The Land of Milk and Coca-Cola

Saturday, June 19, 2010 | View Comments


Well, I had meant to do this post yesterday but they wouldn't let me off suicide watch, even after I explained that my emotions were more likely to manifest themselves as physical violence against others (specifically referees and citizens of Mali) rather than myself.

It's been just over a week since this tournament started, and we've seen it all, to dust off an old chestnut.

We've had skull-numbingly boring games like France - Uruguay and Ivory Coast - Portugal, and thrilling encounters like Cameroon - Denmark and Slovenia - USA.

We've seen perennial favorites crushing group minnows (Germany 4-0 Australia), struggling with long-shot no-hopers (Brazil 2-1 North Korea), being held even by presumably inferior opposition (Italy 1-1 Paraguay), and stunningly getting knocked off their gilded pedestal (Spain 0-1 Switzerland).

As a fan, I've gone through a dizzying range of emotions.

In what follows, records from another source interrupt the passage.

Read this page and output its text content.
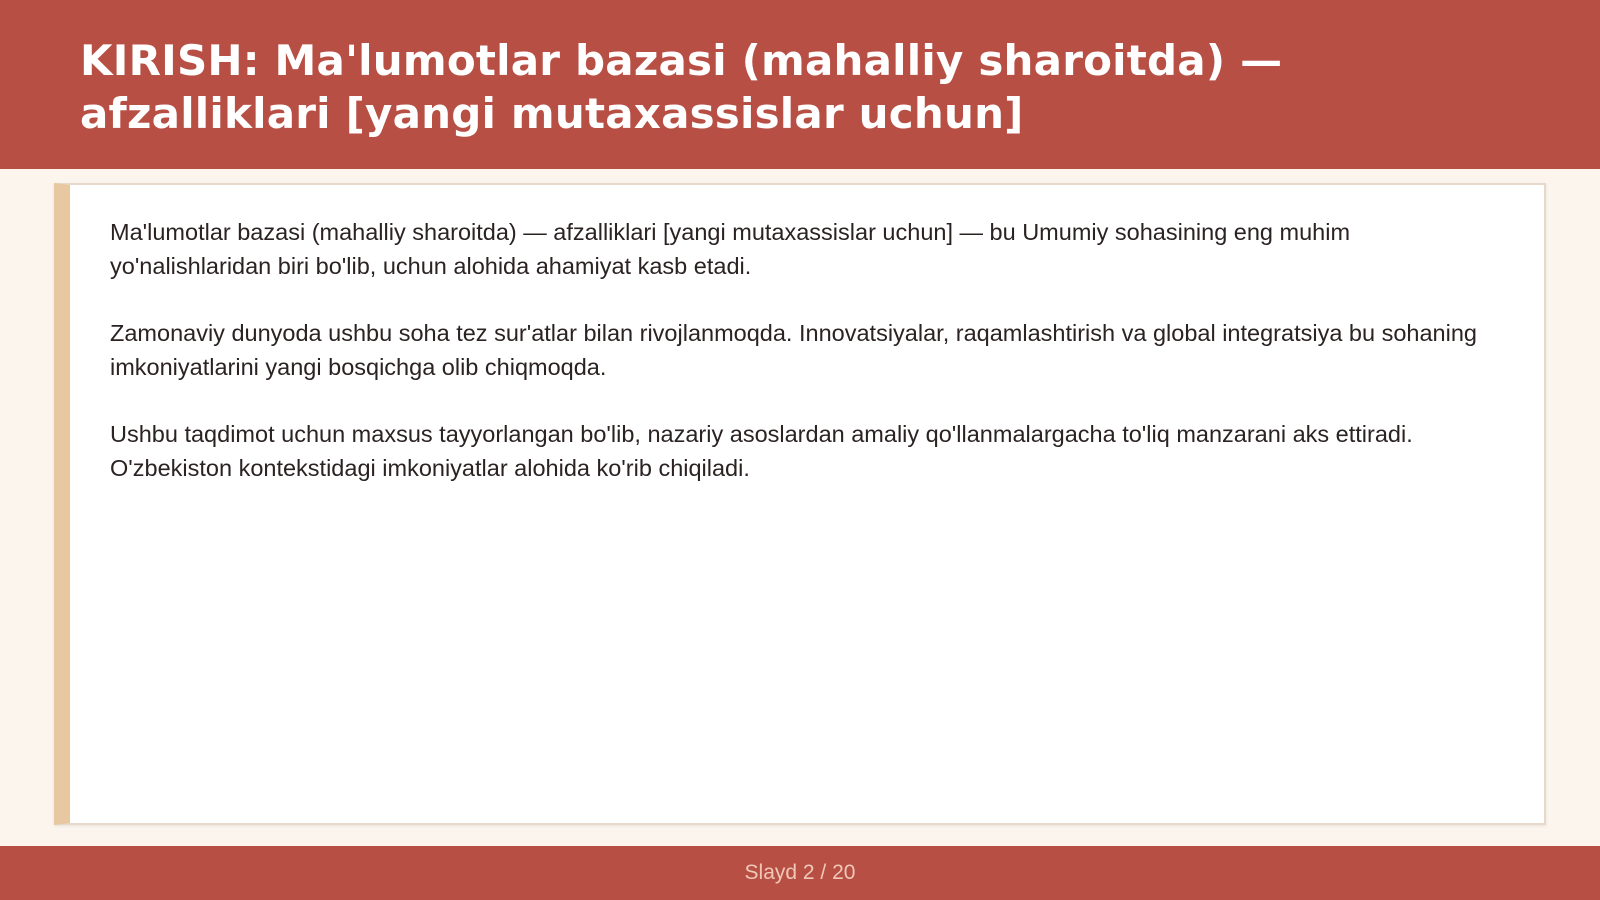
KIRISH: Ma'lumotlar bazasi (mahalliy sharoitda) — afzalliklari [yangi mutaxassislar uchun]

Ma'lumotlar bazasi (mahalliy sharoitda) — afzalliklari [yangi mutaxassislar uchun] — bu Umumiy sohasining eng muhim yo'nalishlaridan biri bo'lib, uchun alohida ahamiyat kasb etadi.

Zamonaviy dunyoda ushbu soha tez sur'atlar bilan rivojlanmoqda. Innovatsiyalar, raqamlashtirish va global integratsiya bu sohaning imkoniyatlarini yangi bosqichga olib chiqmoqda.

Ushbu taqdimot uchun maxsus tayyorlangan bo'lib, nazariy asoslardan amaliy qo'llanmalargacha to'liq manzarani aks ettiradi. O'zbekiston kontekstidagi imkoniyatlar alohida ko'rib chiqiladi.

Slayd 2 / 20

I've been disappointingly leaden-stomached (Gerrard's goal), ecstatically light-headed (Clint's equalizer, helped by Rob Green), flag-wavingly triumphant (getting a draw against England), heartbreakingly disappointed (Going 2-0 down to Slovenia), and bile-spewingly outraged (Mo Edu's goal).

But the thing that has surprised me most is not how I've experienced this tournament, because there was no chance that I wouldn't be unhealthily obsessed by it. No, the most surprising thing is just how mainstream our beloved sport has gone in the last week. In 2002, if you cared enough to be slightly miffed by Torsten Frings's handball, you were either a girl (they were allowed to enjoy soccer), or an odd, basement-dwelling shut-in who wasn't man enough or athletic enough to play a "real" American sport. Now, if you aren't screaming for the head of Koman Coulibaly, you're simply unpatriotic, and not a real sports fan.

There will be plenty of people for whom this is the beginning of a life-long love affair with the beautiful game. They'll travel vast distances attend USMNT games, follow a European club in bars on winter mornings, or buy season tickets to Major League Soccer matches. They'll be hooked by the culture within the game, the passion of the supporters, the grace and power sport itself, and they'll pass that onto their kids, their families, and their friends, helping perpetuate the growth of American soccer. They'll become one of us, the existing collective of US soccer die-hards.

It's a bit heady, and of course, there will be people who won't really pay attention until the next World Cup, filing away the World Cup next to the Olympics, the Tour de France, and the Kentucky Derby as occasional "events" rather than seeing it as part of the greater soccer narrative.

They will be joined in their indifference by the same troglodyte mouth-breathers who spend more time badmouthing our sport than watching theirs. We won't convince them that our sport has just as much validity as any other, and frankly, why would we want to?

Finally, and perhaps most importantly, there will also be some who become casual fans. They'll watch the big Premier League clashes, Champions League matches, US World Cup qualifiers, and the MLS playoffs on TV. They might get along to a game or two and buy a jersey, if we're lucky. They're the biggest group out there, and the ones who will ultimately decide the future of our sport. Winning over the casual sports fan means viewership, investment, and cultural legitimacy.

That the World Cup has that legitimacy is an indisputable fact. The World Cup, as a huge, all-encompassing, attention-hogging event, has made it in America, in spectacular fashion, and aided by a very good and phenomenally interesting USMNT. Right now, Landon Donovan is bigger than Kobe Bryant and Tiger Woods put together.

The trick will be to extend that reach, to get those casual fans watching game after game of the World Cup to watch the Champions League, the Premiership, the US National team, and most crucially of all for American soccer, MLS.

The next six moths are the most crucial in the history of the sport in this country. Will we be welcomed into the pantheon of the NFL, MLB, NBA, and NHL? Or will we continue to be a big deal every four years, but a niche sport, albeit one growing slowly and steadily, in the meantime?